Any proposal for an efficiently implementable oracle 3, harder to distinguish from oracle 1?

• As pointed by David Cary, what's constructed is known as a latin square. Terry Ritter has a literature survey, and discussions on their uses in cryptography. See also Smile Markovski Design of crypto primitives based on quasigroups in Quasigroups and Related Systems, 2015.
• Possible application: decide how to lend to participant $i$ out of $n$, on week $j$, sample number $V_j[i]$ out of $n$, in a randomized manner additionally such that no participant gets the same sample twice. In that practice, permutations can be implemented as ciphers using Format Preserving Encryption.
• Proof that Oracle 2 has the additional property: If $j\ne k$, then (since $Q$ is a permutation, thus injective) it holds that $Q[j]\ne Q[k]$, thus $((P[i]+Q[j])\bmod n)\ne((P[i]+Q[k])\bmod n)$, thus $R[(P[i]+Q[j])\bmod n]\ne R[(P[i]+Q[k])\bmod n]$, thus $V_j[i]\ne V_k[i]$.
• To clarify: the $j$th time you query the oracle, it returns an entire permutation of $n$ items? – Mikero Oct 18 '16 at 3:21
• @Mikero: Yes. The oracle reveals a line of a latin square at each query. – fgrieu Oct 18 '16 at 5:27
• Thank you for mentioning my modest contribution. You might also add a link to "Latin Squares in Cryptography" next to the link you already have to "Latin Squares: A Literature Survey". – David Cary Oct 20 '16 at 3:15

I'm not sure exactly what you mean by efficient (since $n \approx 2^{27}$ is a small number), but here is a sketch of a possible constructive attack. I'll let you tell me whether this satisfies your idea of efficiency. I figure that if you have enough time to accept a long ($n$ items) output from the oracle, you have time to do the attack I have in mind. To keep notation cleaner, I won't explicitly write the modular reductions in $R[ \alpha \bmod n ]$.
Query twice, to obtain (assuming oracle #2): $V_1[i] = R[ P[1] + Q[j] ]$ and $V_2[i] = R[ P[2] + Q[j] ]$. Let $\Delta = P[2] - P[1] \bmod n$, which is unknown to the attacker. Still, if $V_1[i] = R[\alpha]$ then $V_2[i] = R[\alpha + \Delta]$. So the function $F$ that maps all $V_1[i]$ to $V_2[i]$ (which the attacker can compute) is a function that maps all $R[\alpha]$ to $R[\alpha + \Delta]$.
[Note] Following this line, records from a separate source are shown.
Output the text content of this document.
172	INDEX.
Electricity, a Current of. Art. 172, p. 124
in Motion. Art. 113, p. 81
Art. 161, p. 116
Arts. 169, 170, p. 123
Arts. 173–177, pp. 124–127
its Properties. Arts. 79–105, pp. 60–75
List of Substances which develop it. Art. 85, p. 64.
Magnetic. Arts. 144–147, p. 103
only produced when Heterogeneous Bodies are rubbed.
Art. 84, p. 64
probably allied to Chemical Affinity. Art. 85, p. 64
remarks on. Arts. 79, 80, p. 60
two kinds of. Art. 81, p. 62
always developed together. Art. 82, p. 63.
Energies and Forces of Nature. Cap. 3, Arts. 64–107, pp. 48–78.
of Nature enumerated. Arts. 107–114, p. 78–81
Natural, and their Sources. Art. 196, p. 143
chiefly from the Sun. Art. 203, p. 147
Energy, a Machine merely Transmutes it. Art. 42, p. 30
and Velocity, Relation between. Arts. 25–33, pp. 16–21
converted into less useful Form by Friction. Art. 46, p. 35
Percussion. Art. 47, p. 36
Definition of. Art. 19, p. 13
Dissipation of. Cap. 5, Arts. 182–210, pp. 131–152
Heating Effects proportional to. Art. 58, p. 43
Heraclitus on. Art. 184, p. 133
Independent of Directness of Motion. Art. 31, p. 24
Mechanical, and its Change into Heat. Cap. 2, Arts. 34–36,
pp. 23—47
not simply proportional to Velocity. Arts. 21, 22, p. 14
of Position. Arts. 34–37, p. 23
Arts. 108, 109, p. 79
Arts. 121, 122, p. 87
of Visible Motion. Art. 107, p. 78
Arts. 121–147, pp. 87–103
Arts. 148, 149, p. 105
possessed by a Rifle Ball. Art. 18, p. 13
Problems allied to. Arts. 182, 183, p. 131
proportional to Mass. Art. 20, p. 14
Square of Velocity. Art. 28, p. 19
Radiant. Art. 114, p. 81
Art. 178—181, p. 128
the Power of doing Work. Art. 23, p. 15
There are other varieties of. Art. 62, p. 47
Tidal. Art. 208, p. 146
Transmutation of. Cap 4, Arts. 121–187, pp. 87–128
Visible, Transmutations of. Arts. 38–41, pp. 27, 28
I think the cycle structure of $F$ already leads to an attack! For example, if $n$ is prime then $F$ must be a simple cycle. This is because the sequence $\alpha, \alpha+\Delta, \alpha+2\Delta, \ldots$ generates all numbers mod $n$ before repeating (so $F$ visits all positions in $R$ before repeating). But I would guess that under oracle #1, the attacker would get $F$ to be a random involution. So this already gives an attack with reasonable bias, with just 2 queries.
In general, all cycles in $F$ must have cycle length that divides $n$ (in the presence of oracle #2). Again, this seems much less likely to happen in the presence of oracle #1.
OK, but suppose that reasoning doesn't work out for some reason. In that case, make another query. The attacker can compute a new $F$ again now using $\{V_2,V_3\}$ this time instead of $\{V_1, V_2\}$. If we got lucky, and $P[3]-P[2] = \Delta$ (which happens with probability $1/n$), then the attacker will obtain the same $F$ as before! Again I have not worked out the probabilities, but in the presence of oracle #1 this event seems much less likely than probability $1/n$.